Sheldon Kennedy was a talented young hockey player who was sexually abused repeatedly by the hockey coach everyone revered.
Yesterday, Kennedy was in contact with one of the reporters at the Nassar sentencing hearing in Lansing, Michigan.
“We need to understand how the grooming process happens and that abuse of power.”
Over almost 7 days, 150 young women gained strength from one and other as they testified to the terrible effects Nassar’s actions had on their lives.
He grotesquely sexual abused 156 young women and girls, including US Olympians, in his care over 20 years, all under the guise of “treatment”.
Judge Rosemarie Aquilina sentenced Nassar to 175 years, saying she had signed his death warrant.Listen
“I thought it was a strong sentence, I thought it was a good sentence.” Kennedy said of the Nassar case during an interview early today.

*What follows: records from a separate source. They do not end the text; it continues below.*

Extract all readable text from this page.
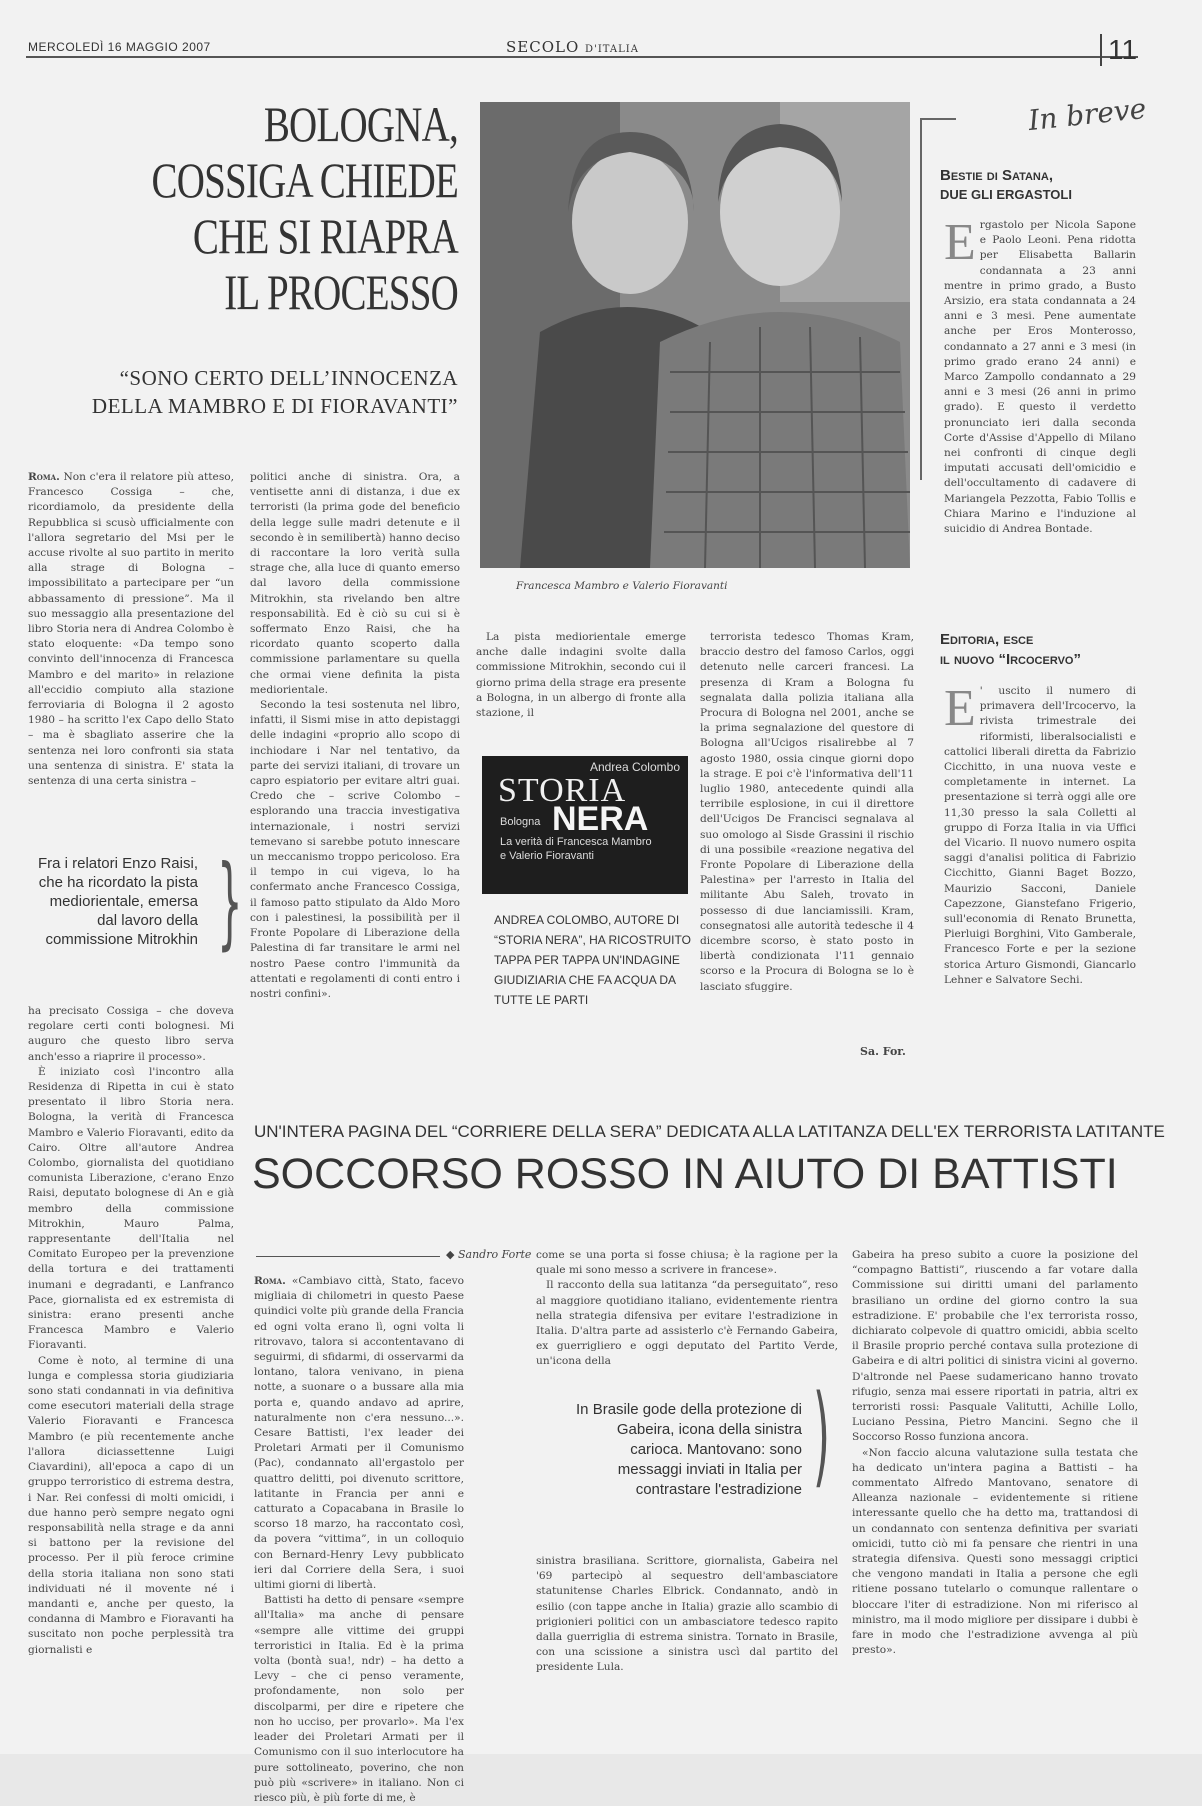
MERCOLEDÌ 16 MAGGIO 2007	SECOLO D'ITALIA	11
BOLOGNA,
COSSIGA CHIEDE
CHE SI RIAPRA
IL PROCESSO
“SONO CERTO DELL’INNOCENZA
DELLA MAMBRO E DI FIORAVANTI”

Roma. Non c'era il relatore più atteso, Francesco Cossiga – che, ricordiamolo, da presidente della Repubblica si scusò ufficialmente con l'allora segretario del Msi per le accuse rivolte al suo partito in merito alla strage di Bologna – impossibilitato a partecipare per “un abbassamento di pressione”. Ma il suo messaggio alla presentazione del libro Storia nera di Andrea Colombo è stato eloquente: «Da tempo sono convinto dell'innocenza di Francesca Mambro e del marito» in relazione all'eccidio compiuto alla stazione ferroviaria di Bologna il 2 agosto 1980 – ha scritto l'ex Capo dello Stato – ma è sbagliato asserire che la sentenza nei loro confronti sia stata una sentenza di sinistra. E' stata la sentenza di una certa sinistra –

Fra i relatori Enzo Raisi, che ha ricordato la pista mediorientale, emersa dal lavoro della commissione Mitrokhin }

ha precisato Cossiga – che doveva regolare certi conti bolognesi. Mi auguro che questo libro serva anch'esso a riaprire il processo».

È iniziato così l'incontro alla Residenza di Ripetta in cui è stato presentato il libro Storia nera. Bologna, la verità di Francesca Mambro e Valerio Fioravanti, edito da Cairo. Oltre all'autore Andrea Colombo, giornalista del quotidiano comunista Liberazione, c'erano Enzo Raisi, deputato bolognese di An e già membro della commissione Mitrokhin, Mauro Palma, rappresentante dell'Italia nel Comitato Europeo per la prevenzione della tortura e dei trattamenti inumani e degradanti, e Lanfranco Pace, giornalista ed ex estremista di sinistra: erano presenti anche Francesca Mambro e Valerio Fioravanti.

Come è noto, al termine di una lunga e complessa storia giudiziaria sono stati condannati in via definitiva come esecutori materiali della strage Valerio Fioravanti e Francesca Mambro (e più recentemente anche l'allora diciassettenne Luigi Ciavardini), all'epoca a capo di un gruppo terroristico di estrema destra, i Nar. Rei confessi di molti omicidi, i due hanno però sempre negato ogni responsabilità nella strage e da anni si battono per la revisione del processo. Per il più feroce crimine della storia italiana non sono stati individuati né il movente né i mandanti e, anche per questo, la condanna di Mambro e Fioravanti ha suscitato non poche perplessità tra giornalisti e

politici anche di sinistra. Ora, a ventisette anni di distanza, i due ex terroristi (la prima gode del beneficio della legge sulle madri detenute e il secondo è in semilibertà) hanno deciso di raccontare la loro verità sulla strage che, alla luce di quanto emerso dal lavoro della commissione Mitrokhin, sta rivelando ben altre responsabilità. Ed è ciò su cui si è soffermato Enzo Raisi, che ha ricordato quanto scoperto dalla commissione parlamentare su quella che ormai viene definita la pista mediorientale.

Secondo la tesi sostenuta nel libro, infatti, il Sismi mise in atto depistaggi delle indagini «proprio allo scopo di inchiodare i Nar nel tentativo, da parte dei servizi italiani, di trovare un capro espiatorio per evitare altri guai. Credo che – scrive Colombo – esplorando una traccia investigativa internazionale, i nostri servizi temevano si sarebbe potuto innescare un meccanismo troppo pericoloso. Era il tempo in cui vigeva, lo ha confermato anche Francesco Cossiga, il famoso patto stipulato da Aldo Moro con i palestinesi, la possibilità per il Fronte Popolare di Liberazione della Palestina di far transitare le armi nel nostro Paese contro l'immunità da attentati e regolamenti di conti entro i nostri confini».

Francesca Mambro e Valerio Fioravanti

La pista mediorientale emerge anche dalle indagini svolte dalla commissione Mitrokhin, secondo cui il giorno prima della strage era presente a Bologna, in un albergo di fronte alla stazione, il

Andrea Colombo
STORIA
Bologna NERA
La verità di Francesca Mambro
e Valerio Fioravanti
ANDREA COLOMBO, AUTORE DI “STORIA NERA”, HA RICOSTRUITO TAPPA PER TAPPA UN'INDAGINE GIUDIZIARIA CHE FA ACQUA DA TUTTE LE PARTI

terrorista tedesco Thomas Kram, braccio destro del famoso Carlos, oggi detenuto nelle carceri francesi. La presenza di Kram a Bologna fu segnalata dalla polizia italiana alla Procura di Bologna nel 2001, anche se la prima segnalazione del questore di Bologna all'Ucigos risalirebbe al 7 agosto 1980, ossia cinque giorni dopo la strage. E poi c'è l'informativa dell'11 luglio 1980, antecedente quindi alla terribile esplosione, in cui il direttore dell'Ucigos De Francisci segnalava al suo omologo al Sisde Grassini il rischio di una possibile «reazione negativa del Fronte Popolare di Liberazione della Palestina» per l'arresto in Italia del militante Abu Saleh, trovato in possesso di due lanciamissili. Kram, consegnatosi alle autorità tedesche il 4 dicembre scorso, è stato posto in libertà condizionata l'11 gennaio scorso e la Procura di Bologna se lo è lasciato sfuggire.

Sa. For.
In breve
Bestie di Satana,
DUE GLI ERGASTOLI
Ergastolo per Nicola Sapone e Paolo Leoni. Pena ridotta per Elisabetta Ballarin condannata a 23 anni mentre in primo grado, a Busto Arsizio, era stata condannata a 24 anni e 3 mesi. Pene aumentate anche per Eros Monterosso, condannato a 27 anni e 3 mesi (in primo grado erano 24 anni) e Marco Zampollo condannato a 29 anni e 3 mesi (26 anni in primo grado). E questo il verdetto pronunciato ieri dalla seconda Corte d'Assise d'Appello di Milano nei confronti di cinque degli imputati accusati dell'omicidio e dell'occultamento di cadavere di Mariangela Pezzotta, Fabio Tollis e Chiara Marino e l'induzione al suicidio di Andrea Bontade.
Editoria, esce
il nuovo “Ircocervo”
E ' uscito il numero di primavera dell'Ircocervo, la rivista trimestrale dei riformisti, liberalsocialisti e cattolici liberali diretta da Fabrizio Cicchitto, in una nuova veste e completamente in internet. La presentazione si terrà oggi alle ore 11,30 presso la sala Colletti al gruppo di Forza Italia in via Uffici del Vicario. Il nuovo numero ospita saggi d'analisi politica di Fabrizio Cicchitto, Gianni Baget Bozzo, Maurizio Sacconi, Daniele Capezzone, Gianstefano Frigerio, sull'economia di Renato Brunetta, Pierluigi Borghini, Vito Gamberale, Francesco Forte e per la sezione storica Arturo Gismondi, Giancarlo Lehner e Salvatore Sechi.
UN'INTERA PAGINA DEL “CORRIERE DELLA SERA” DEDICATA ALLA LATITANZA DELL'EX TERRORISTA LATITANTE
SOCCORSO ROSSO IN AIUTO DI BATTISTI
◆ Sandro Forte

Roma. «Cambiavo città, Stato, facevo migliaia di chilometri in questo Paese quindici volte più grande della Francia ed ogni volta erano lì, ogni volta li ritrovavo, talora si accontentavano di seguirmi, di sfidarmi, di osservarmi da lontano, talora venivano, in piena notte, a suonare o a bussare alla mia porta e, quando andavo ad aprire, naturalmente non c'era nessuno...». Cesare Battisti, l'ex leader dei Proletari Armati per il Comunismo (Pac), condannato all'ergastolo per quattro delitti, poi divenuto scrittore, latitante in Francia per anni e catturato a Copacabana in Brasile lo scorso 18 marzo, ha raccontato così, da povera “vittima”, in un colloquio con Bernard-Henry Levy pubblicato ieri dal Corriere della Sera, i suoi ultimi giorni di libertà.

Battisti ha detto di pensare «sempre all'Italia» ma anche di pensare «sempre alle vittime dei gruppi terroristici in Italia. Ed è la prima volta (bontà sua!, ndr) – ha detto a Levy – che ci penso veramente, profondamente, non solo per discolparmi, per dire e ripetere che non ho ucciso, per provarlo». Ma l'ex leader dei Proletari Armati per il Comunismo con il suo interlocutore ha pure sottolineato, poverino, che non può più «scrivere» in italiano. Non ci riesco più, è più forte di me, è

come se una porta si fosse chiusa; è la ragione per la quale mi sono messo a scrivere in francese».

Il racconto della sua latitanza “da perseguitato”, reso al maggiore quotidiano italiano, evidentemente rientra nella strategia difensiva per evitare l'estradizione in Italia. D'altra parte ad assisterlo c'è Fernando Gabeira, ex guerrigliero e oggi deputato del Partito Verde, un'icona della

In Brasile gode della protezione di Gabeira, icona della sinistra carioca. Mantovano: sono messaggi inviati in Italia per contrastare l'estradizione )

sinistra brasiliana. Scrittore, giornalista, Gabeira nel '69 partecipò al sequestro dell'ambasciatore statunitense Charles Elbrick. Condannato, andò in esilio (con tappe anche in Italia) grazie allo scambio di prigionieri politici con un ambasciatore tedesco rapito dalla guerriglia di estrema sinistra. Tornato in Brasile, con una scissione a sinistra uscì dal partito del presidente Lula.

Gabeira ha preso subito a cuore la posizione del “compagno Battisti”, riuscendo a far votare dalla Commissione sui diritti umani del parlamento brasiliano un ordine del giorno contro la sua estradizione. E' probabile che l'ex terrorista rosso, dichiarato colpevole di quattro omicidi, abbia scelto il Brasile proprio perché contava sulla protezione di Gabeira e di altri politici di sinistra vicini al governo. D'altronde nel Paese sudamericano hanno trovato rifugio, senza mai essere riportati in patria, altri ex terroristi rossi: Pasquale Valitutti, Achille Lollo, Luciano Pessina, Pietro Mancini. Segno che il Soccorso Rosso funziona ancora.

«Non faccio alcuna valutazione sulla testata che ha dedicato un'intera pagina a Battisti – ha commentato Alfredo Mantovano, senatore di Alleanza nazionale – evidentemente si ritiene interessante quello che ha detto ma, trattandosi di un condannato con sentenza definitiva per svariati omicidi, tutto ciò mi fa pensare che rientri in una strategia difensiva. Questi sono messaggi criptici che vengono mandati in Italia a persone che egli ritiene possano tutelarlo o comunque rallentare o bloccare l'iter di estradizione. Non mi riferisco al ministro, ma il modo migliore per dissipare i dubbi è fare in modo che l'estradizione avvenga al più presto».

“One of the issues that we seem to always struggle with, whether it’s sentencing, or understanding the issues of child sexual abuse, or child abuse in general, is its impact, And I think it was very well articulated, the impact, with all the victim impact statements in that case, and in the sentencing.”
“Our best defence is knowledge”
In 1997, Graham James, Kennedy’s hockey coach, was sentenced for his ongoing sexual abuse of Sheldon Kennedy, and another promising young athlete, to three and a half years. James served about 18 months.
Kennedy now runs the Respect Group, They train groups and individuals who work with children on how to oversee and protect children from abuse, and the grooming that is often the prequel to sexual abuse. “Our best defence is knowledge”, Kennedy says.
With all the new research and evidence about the damage child abuse and sexual abuse creates it is time for more severe penalties.
What we do know Kennedy says, is “this type of impact, and crime on children, is one of the main drivers into addiction, and homelessness and incarceration etc.”
‘Oh they’ll be O.K.’ you know, ‘Pull yourself up by your bootstraps’
“I still think we go at it a little bit, in our judicial system in Canada, under the impression that ‘Oh they’ll be O.K. you know, ‘Pull yourself up by your bootstraps’, we don’t really want to bring a lot of hardship on this family, or, ‘that child knows this person so it wasn’t too bad,”
Kennedy say he thinks society is beginning to understand the effects.
“Whether you look at any of the ‘MeToo’ disclosures that have come forward, or you look at my case, or you look at any of these cases, it’s always the bystanders.It’s always “How does somebody operate for so long… in these types of communities.”
Kennedy says, “if you look at the Larry Nassars, the Graham James’s of the world and individuals like that, they thrive on our community, our organisational and our society’s ignorance and indifference.
He is amazed that “to become a young teacher, to become a young doctor, to become a young police officer, you don’t have to get any of that training,”
“98 per cent of the kids that come through our doors that we’ve investigated, they know their abuser, and 47 per cent of those kids are abused at home. So, stranger danger is out the window.,” Kennedy explains.
Kennedy is a pioneer in this movement, bravely coming forward 21 years ago to expose his abuser.
“It was looked at as an isolated case, and you had to have the conversation outside of town”. he says.
‘What we’re talking about is a social shift, a culture shift”
For 14 years now Kennedy has been at the centre of this shift. The Respect Group has been training coaches, parents, teachers and people in various workplaces
The group has just trained their ‘millionth person’ in the legal and moral responsibilities around abuse, bullying and harrassment”
The Sheldon Kennedy Child Advocacy Centre has conducted over 7,000 child abuse investigations, over the last 5 years.
The majority of those cases involved children were under 12.
“Over 70 per cent of mental health issues in this country stem from adverse childhood experiences”, says Kennedy.
“That’s what we’re really trying to do”, he says, “is shift our attention from the incident to the impact.”